Toda historia que se crea tiene como base algo conocido. En mi caso, desde luego, siempre me ataño a algo real y cercano aunque sea de forma superficial.

Por ejemplo, de momento no he sido tan atrevida como otros grandes escritores que son capaces de ambientar sus novelas en lugares desconocidos o incluso inventados. Yo necesito que mis relatos se desarrollen en ambientes que conozco y donde puedo dejar que mis personajes se muevan con comodidad.

Por lo tanto, los ambientes elegidos para «La extranjera» no son casualidad: los recovecos de una ciudad castellana y el estilo de vida en un típico pueblo noruego.

Burgos es una ciudad que he visitado en infinitas ocasiones y que guarda grandes similitudes con otras ciudades castellanas que conozco bien. Me planteé decantarme también por Soria, ciudad en la que viví tres años y donde se desarrolla mi primera novela. Pero no quería ser repetitiva, aun cuando el halo de misterio que Bécquer regaló a la ciudad hacía muy tentativa la elección.
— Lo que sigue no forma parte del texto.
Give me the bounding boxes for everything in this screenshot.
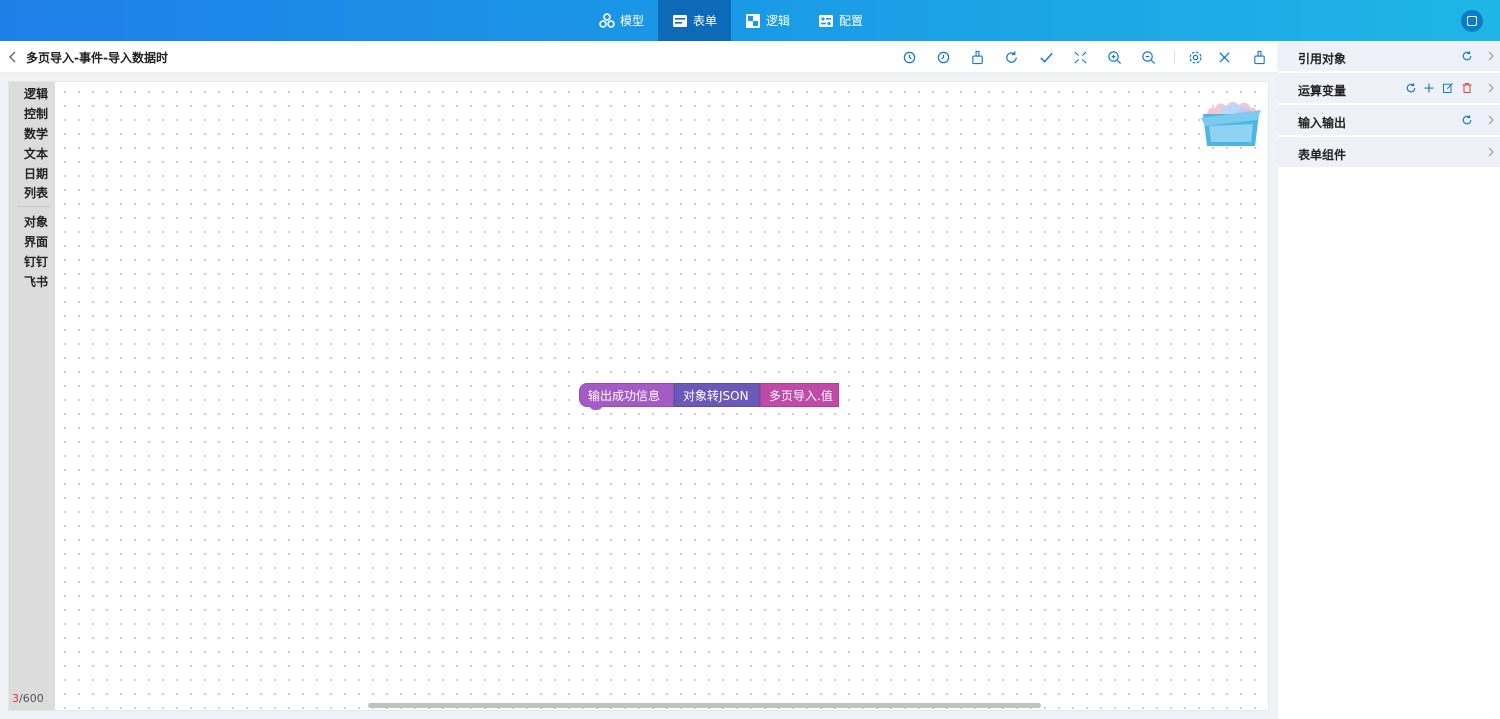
tab-config[interactable]: 配置 bbox=[804, 0, 877, 41]
check-icon bbox=[1039, 52, 1053, 63]
refresh-button[interactable] bbox=[1001, 47, 1021, 67]
toolbar-divider bbox=[1174, 50, 1175, 64]
clean-button[interactable] bbox=[967, 47, 987, 67]
refresh-icon[interactable] bbox=[1404, 81, 1418, 95]
close-icon bbox=[1218, 51, 1230, 63]
panel-row-form-components[interactable]: 表单组件 bbox=[1278, 137, 1500, 168]
zoom-out-icon bbox=[1141, 50, 1155, 64]
zoom-in-icon bbox=[1107, 50, 1121, 64]
block-counter-total: /600 bbox=[19, 692, 44, 705]
category-math[interactable]: 数学 bbox=[24, 125, 48, 142]
panel-row-label: 输入输出 bbox=[1298, 116, 1347, 130]
redo-history-button[interactable] bbox=[933, 47, 953, 67]
config-icon bbox=[819, 14, 834, 27]
category-divider bbox=[17, 206, 49, 207]
fullscreen-button[interactable] bbox=[1461, 10, 1483, 32]
logic-icon bbox=[746, 13, 761, 28]
chevron-right-icon bbox=[1488, 147, 1494, 157]
confirm-button[interactable] bbox=[1036, 47, 1056, 67]
tab-form-label: 表单 bbox=[693, 14, 718, 28]
blockly-workspace: 逻辑 控制 数学 文本 日期 列表 对象 界面 钉钉 飞书 输出成功信息 对象转… bbox=[8, 81, 1314, 711]
title-bar: 多页导入-事件-导入数据时 bbox=[0, 41, 1277, 73]
tab-logic-label: 逻辑 bbox=[766, 14, 791, 28]
blockly-canvas[interactable]: 输出成功信息 对象转JSON 多页导入.值 bbox=[55, 82, 1314, 710]
block-value[interactable]: 多页导入.值 bbox=[760, 383, 839, 407]
block-object-to-json[interactable]: 对象转JSON bbox=[674, 383, 760, 407]
collapse-icon bbox=[1073, 50, 1087, 64]
block-to-json-label: 对象转JSON bbox=[683, 388, 749, 403]
fullscreen-icon bbox=[1467, 16, 1477, 26]
chevron-right-icon bbox=[1488, 83, 1494, 93]
edit-icon[interactable] bbox=[1441, 81, 1455, 95]
clean-icon bbox=[971, 50, 983, 64]
refresh-icon[interactable] bbox=[1460, 49, 1474, 63]
block-counter: 3/600 bbox=[12, 692, 44, 705]
category-ui[interactable]: 界面 bbox=[24, 233, 48, 250]
category-toolbox: 逻辑 控制 数学 文本 日期 列表 对象 界面 钉钉 飞书 bbox=[9, 82, 55, 710]
category-object[interactable]: 对象 bbox=[24, 213, 48, 230]
tab-model[interactable]: 模型 bbox=[585, 0, 658, 41]
panel-row-input-output[interactable]: 输入输出 bbox=[1278, 105, 1500, 136]
tab-form[interactable]: 表单 bbox=[658, 0, 732, 41]
block-output-label: 输出成功信息 bbox=[588, 388, 661, 403]
top-nav-bar: 模型 表单 逻辑 配置 bbox=[0, 0, 1500, 41]
redo-history-icon bbox=[937, 51, 949, 63]
category-feishu[interactable]: 飞书 bbox=[24, 273, 48, 290]
panel-row-variables[interactable]: 运算变量 bbox=[1278, 73, 1500, 104]
panel-row-label: 引用对象 bbox=[1298, 52, 1347, 66]
form-icon bbox=[673, 14, 688, 27]
category-control[interactable]: 控制 bbox=[24, 105, 48, 122]
plus-icon[interactable] bbox=[1422, 81, 1436, 95]
undo-history-button[interactable] bbox=[899, 47, 919, 67]
broom-button[interactable] bbox=[1249, 47, 1269, 67]
category-date[interactable]: 日期 bbox=[24, 165, 48, 182]
tab-config-label: 配置 bbox=[839, 14, 864, 28]
block-counter-current: 3 bbox=[12, 692, 19, 705]
tab-logic[interactable]: 逻辑 bbox=[731, 0, 804, 41]
category-logic[interactable]: 逻辑 bbox=[24, 85, 48, 102]
category-list[interactable]: 列表 bbox=[24, 184, 48, 201]
chevron-right-icon bbox=[1488, 115, 1494, 125]
tab-model-label: 模型 bbox=[620, 14, 645, 28]
horizontal-scrollbar[interactable] bbox=[368, 703, 1041, 708]
delete-icon[interactable] bbox=[1460, 81, 1474, 95]
broom-icon bbox=[1253, 50, 1265, 64]
refresh-icon bbox=[1005, 50, 1017, 63]
panel-row-referenced-objects[interactable]: 引用对象 bbox=[1278, 41, 1500, 72]
settings-button[interactable] bbox=[1185, 47, 1205, 67]
collapse-button[interactable] bbox=[1070, 47, 1090, 67]
right-panel: 引用对象 运算变量 输入输出 表单组件 bbox=[1278, 41, 1500, 719]
panel-row-label: 运算变量 bbox=[1298, 84, 1347, 98]
chevron-right-icon bbox=[1488, 51, 1494, 61]
category-text[interactable]: 文本 bbox=[24, 145, 48, 162]
close-button[interactable] bbox=[1214, 47, 1234, 67]
zoom-out-button[interactable] bbox=[1138, 47, 1158, 67]
category-dingtalk[interactable]: 钉钉 bbox=[24, 253, 48, 270]
top-nav-tabs: 模型 表单 逻辑 配置 bbox=[585, 0, 877, 41]
zoom-in-button[interactable] bbox=[1104, 47, 1124, 67]
trash-icon[interactable] bbox=[1199, 96, 1263, 148]
undo-history-icon bbox=[903, 51, 915, 63]
toolbar bbox=[0, 47, 1277, 67]
model-icon bbox=[599, 12, 615, 28]
block-notch bbox=[589, 404, 603, 410]
block-value-label: 多页导入.值 bbox=[769, 388, 833, 403]
refresh-icon[interactable] bbox=[1460, 113, 1474, 127]
panel-row-label: 表单组件 bbox=[1298, 148, 1347, 162]
settings-icon bbox=[1188, 50, 1202, 64]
Pero Burgos, tan enigmática, gótica y castellana encajaba perfectamente para «La extranjera». Su imponente catedral, además, permitía crear ese ambiente misterioso que buscaba. A diferencia de otras iglesias, en Burgos la catedral forma parte de la ciudad integrada con los edificios que la rodean y formando un conjunto muy especial.

Podría parecer que la reciente fiebre por la literatura nórdica fue el motivo por el que Noruega es otro de los escenarios. Nada más lejos de la realidad. En un pueblo de Lillehammer, donde nació y vivió la pareja protagonista, nació y vivió también mi padre. Los recuerdos que él nos ha ido dejando, casi siempre a través de la voz de mi madre, me han permitido crear este segundo ambiente.
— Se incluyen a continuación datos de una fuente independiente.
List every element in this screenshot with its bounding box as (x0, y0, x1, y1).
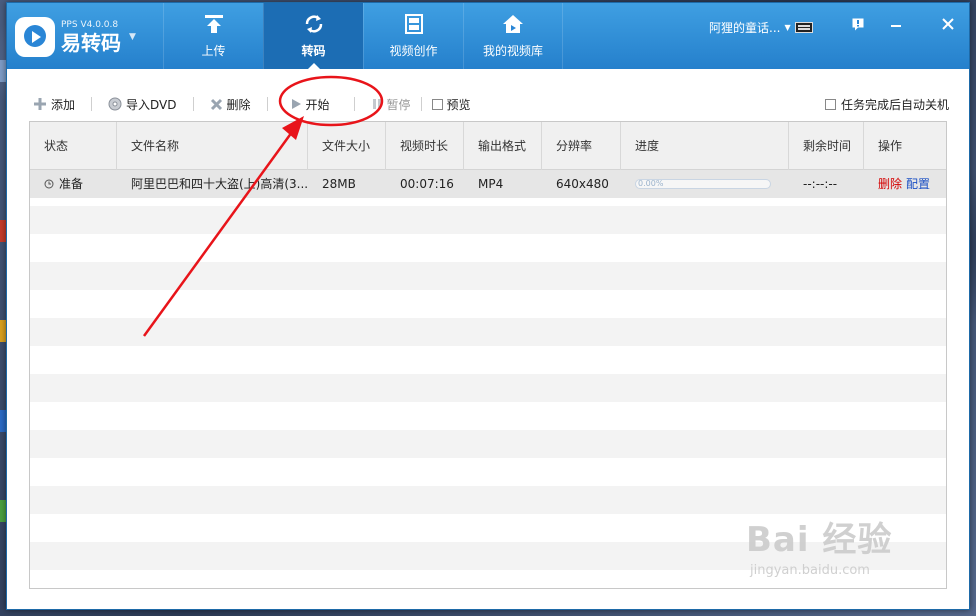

Visitamos también otros lugares, como las capitales de Noruega y de España. Hubiese querido dedicar páginas y páginas a describirlas, a recorrer los mismos parques y monumentos que suelo visitar o he visitado. Una nueva tentación que hubiera sido errónea, ya que aunque el realismo de una novela es importante, también es lo es no desviarse de la trama.